Suit up the whole family with some locally-made Espadrilles at Estrada – Here are the Madrids showing offf our purchases.
Evening Walks along the River are a daily past time
Or a pintxos-infused stroll through the fantastic Parte Vieja – Old town – This is the place to settle in for a week. But high season fills up quickly. Let me know if interested and I can recommend the best properties from beach front and fun, grand and glamorous, or a fine boutique home. On this trip, we opted for a VERY WELL located apartment on the river for easy walks to it all.

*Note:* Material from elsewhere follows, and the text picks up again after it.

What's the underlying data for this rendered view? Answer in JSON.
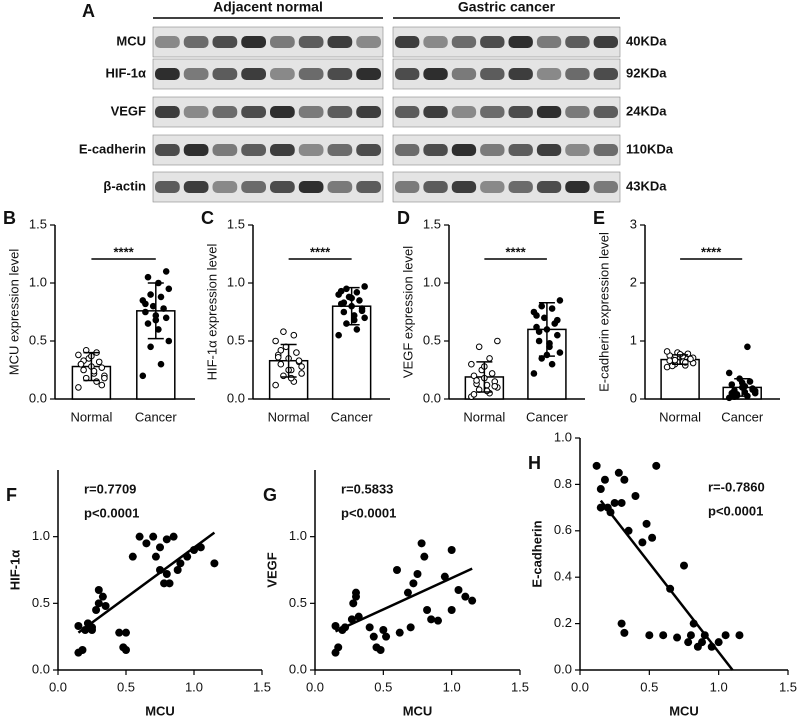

Tapas or Pintxos – be adventuresome – try them all, you will find your favorites. Never stay more than 15 minutes or so. If a place has lots of napkins on the floor, it is a hot spot, you and ought to stop in!
Our favorites –
Hidalgo 56 – Located in Gros at Paseo de Colon, 16 – www.hidalgo56.com – OUR FAVORITE!! and more locals frequent Gros vs. Old Town
Taberna Aralar – Calle Puerto, 10 – Old Town – our favorite in Old Town!
Bodega Donostiarra – Calle Pena y Goni, 13 – fabulous tapas and superb price!!
Sebastian – Muelle 14 (right on the wharf so the freshest! but many good places right here to try)
Traditional Basque Cooking – Juanito Kojua, Calle Puerto, 14
Michelin Star dining – there are many but put your request in the same time you book your flights – or you wont get a table. We loved Arzak – http://www.arzak.info/index.html
Hotels – I have visited the good ones and they are all quite different, I can help you find the perfect location and fit. High Season is June-August – book early and be prepared to pay peak, otherwise come in May or September.
The Basque consider themselves Basque, rather than Spanish, but everyone will be glad to speak to you in Spanish and sometimes English.